Ativistas que testemunharam a retirada de mais de 60 corpos de uma área de mata no Complexo da Penha, um dia após a maior operação policial registrada no Rio de Janeiro, definiram a ação como uma “chacina” e um “massacre” perpetrados pelas forças de segurança.
Raull Santiago, empreendedor nascido no Morro do Alemão, foi o primeiro a anunciar a descoberta dos corpos por meio de transmissões ao vivo em suas redes sociais.
“Essa é a face da cidade maravilhosa, que lidera o turismo na América Latina. Amo minha cidade, meu estado, minha favela, mas há momentos em que a desigualdade se manifesta, o poder direciona seu ódio e traz, da forma mais brutal, seu recado para quem vive em comunidades como a nossa”, lamentou.

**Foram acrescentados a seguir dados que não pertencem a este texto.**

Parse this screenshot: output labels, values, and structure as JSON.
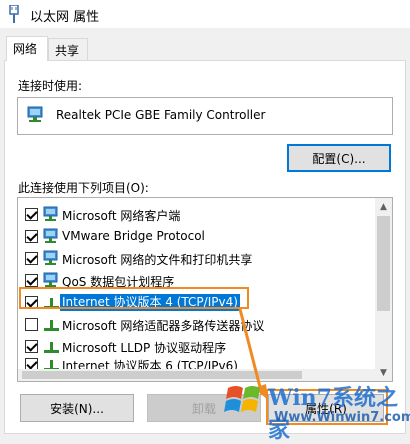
{
  "window": {
    "title": "以太网 属性"
  },
  "tabs": [
    {
      "label": "网络"
    },
    {
      "label": "共享"
    }
  ],
  "connect_using_label": "连接时使用:",
  "adapter": {
    "name": "Realtek PCIe GBE Family Controller"
  },
  "configure_label": "配置(C)...",
  "items_label": "此连接使用下列项目(O):",
  "items": [
    {
      "label": "Microsoft 网络客户端",
      "checked": true,
      "icon": "network-client-icon"
    },
    {
      "label": "VMware Bridge Protocol",
      "checked": true,
      "icon": "network-service-icon"
    },
    {
      "label": "Microsoft 网络的文件和打印机共享",
      "checked": true,
      "icon": "network-service-icon"
    },
    {
      "label": "QoS 数据包计划程序",
      "checked": true,
      "icon": "network-service-icon"
    },
    {
      "label": "Internet 协议版本 4 (TCP/IPv4)",
      "checked": true,
      "icon": "protocol-icon",
      "selected": true
    },
    {
      "label": "Microsoft 网络适配器多路传送器协议",
      "checked": false,
      "icon": "protocol-icon"
    },
    {
      "label": "Microsoft LLDP 协议驱动程序",
      "checked": true,
      "icon": "protocol-icon"
    },
    {
      "label": "Internet 协议版本 6 (TCP/IPv6)",
      "checked": true,
      "icon": "protocol-icon"
    }
  ],
  "buttons": {
    "install": "安装(N)...",
    "uninstall": "卸载",
    "properties": "属性(R)"
  },
  "watermark": {
    "logo": "Win7系统之家",
    "url": "Www.Winwin7.com"
  },
  "colors": {
    "selection": "#0078d7",
    "annotation": "#f08a24"
  }
}
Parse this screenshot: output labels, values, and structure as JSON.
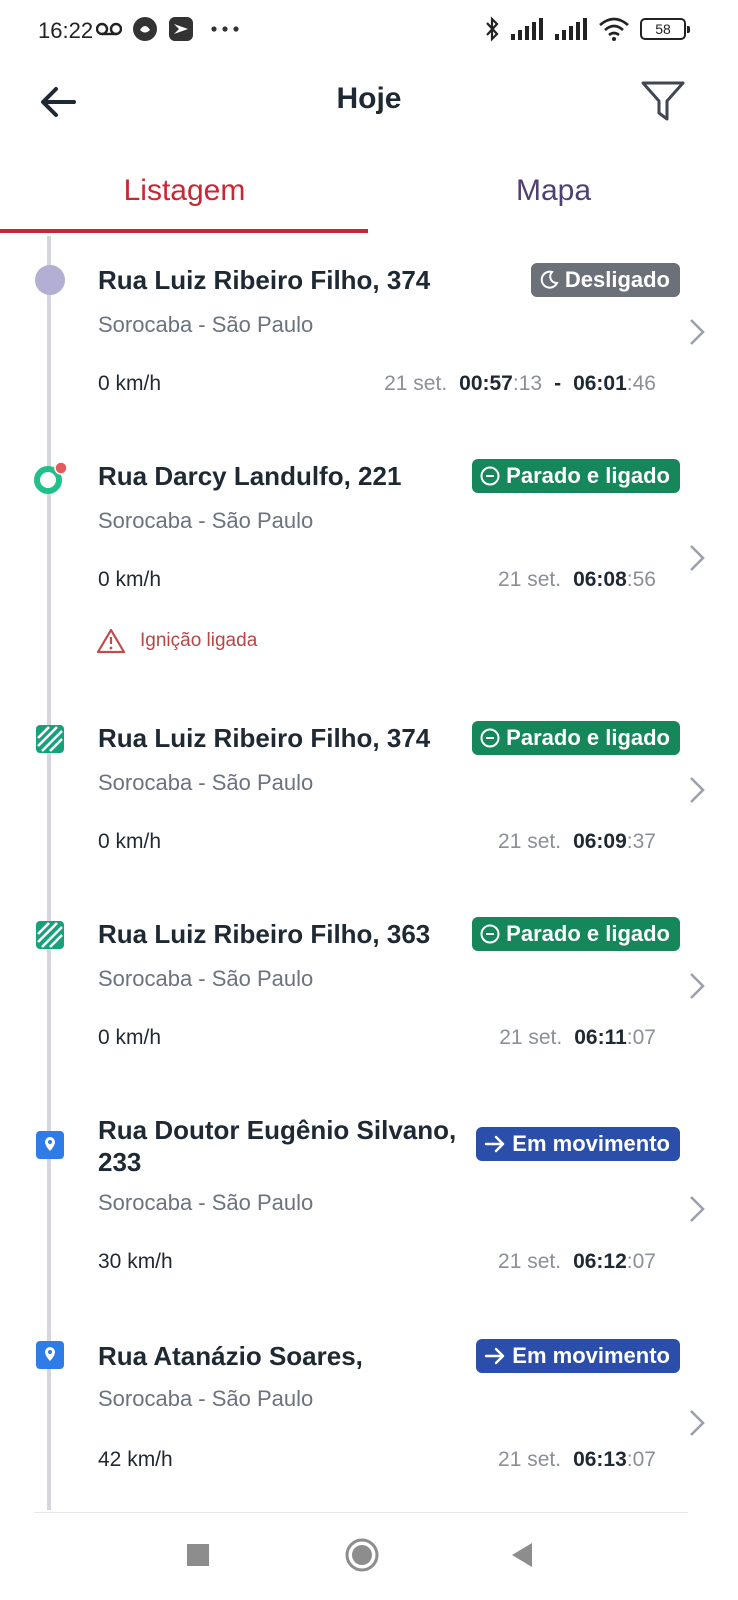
{
  "status_bar": {
    "time": "16:22",
    "left_icons": [
      "voicemail-icon",
      "notification-icon",
      "app-icon",
      "more-dots-icon"
    ],
    "right_icons": [
      "bluetooth-icon",
      "signal-icon",
      "signal-icon",
      "wifi-icon"
    ],
    "battery": "58"
  },
  "header": {
    "title": "Hoje",
    "back_icon": "back-arrow-icon",
    "filter_icon": "filter-icon"
  },
  "tabs": [
    {
      "label": "Listagem",
      "active": true
    },
    {
      "label": "Mapa",
      "active": false
    }
  ],
  "colors": {
    "accent": "#c62834",
    "tab_inactive": "#4f3f73",
    "badge_off": "#6b7079",
    "badge_idle": "#15875a",
    "badge_moving": "#2a4eaa",
    "alert": "#b64545"
  },
  "items": [
    {
      "street": "Rua Luiz Ribeiro Filho, 374",
      "city": "Sorocaba - São Paulo",
      "speed": "0 km/h",
      "badge": "Desligado",
      "badge_icon": "moon-icon",
      "marker": "off-circle-icon",
      "date": "21 set.",
      "time_start_hm": "00:57",
      "time_start_sec": ":13",
      "separator": "-",
      "time_end_hm": "06:01",
      "time_end_sec": ":46"
    },
    {
      "street": "Rua Darcy Landulfo, 221",
      "city": "Sorocaba - São Paulo",
      "speed": "0 km/h",
      "badge": "Parado e ligado",
      "badge_icon": "minus-circle-icon",
      "marker": "ring-alert-icon",
      "date": "21 set.",
      "time_hm": "06:08",
      "time_sec": ":56",
      "alert": "Ignição ligada",
      "alert_icon": "warning-triangle-icon"
    },
    {
      "street": "Rua Luiz Ribeiro Filho, 374",
      "city": "Sorocaba - São Paulo",
      "speed": "0 km/h",
      "badge": "Parado e ligado",
      "badge_icon": "minus-circle-icon",
      "marker": "striped-square-icon",
      "date": "21 set.",
      "time_hm": "06:09",
      "time_sec": ":37"
    },
    {
      "street": "Rua Luiz Ribeiro Filho, 363",
      "city": "Sorocaba - São Paulo",
      "speed": "0 km/h",
      "badge": "Parado e ligado",
      "badge_icon": "minus-circle-icon",
      "marker": "striped-square-icon",
      "date": "21 set.",
      "time_hm": "06:11",
      "time_sec": ":07"
    },
    {
      "street_line1": "Rua Doutor Eugênio Silvano,",
      "street_line2": "233",
      "city": "Sorocaba - São Paulo",
      "speed": "30 km/h",
      "badge": "Em movimento",
      "badge_icon": "arrow-right-icon",
      "marker": "location-pin-square-icon",
      "date": "21 set.",
      "time_hm": "06:12",
      "time_sec": ":07"
    },
    {
      "street": "Rua Atanázio Soares,",
      "city": "Sorocaba - São Paulo",
      "speed": "42 km/h",
      "badge": "Em movimento",
      "badge_icon": "arrow-right-icon",
      "marker": "location-pin-square-icon",
      "date": "21 set.",
      "time_hm": "06:13",
      "time_sec": ":07"
    }
  ],
  "nav_bar": [
    "recents-square-icon",
    "home-circle-icon",
    "back-triangle-icon"
  ]
}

“Infelizmente, estou acostumado a ver corpos, baleados, estraçalhados. Mas nunca vou me acostumar com o choro das mães diante dos corpos de seus filhos”, disse Santiago sobre a cena.
Nesta terça-feira (28), dia da operação, 64 mortes foram confirmadas, incluindo quatro policiais. Entretanto, moradores retiraram pelo menos outros 70 corpos de áreas de mata. Seis apareceram no Complexo do Alemão e foram levados ao Hospital Estadual Getúlio Vargas à noite, enquanto outros 64 foram encontrados no Complexo da Penha, sendo posteriormente recolhidos pelo Corpo de Bombeiros na praça local.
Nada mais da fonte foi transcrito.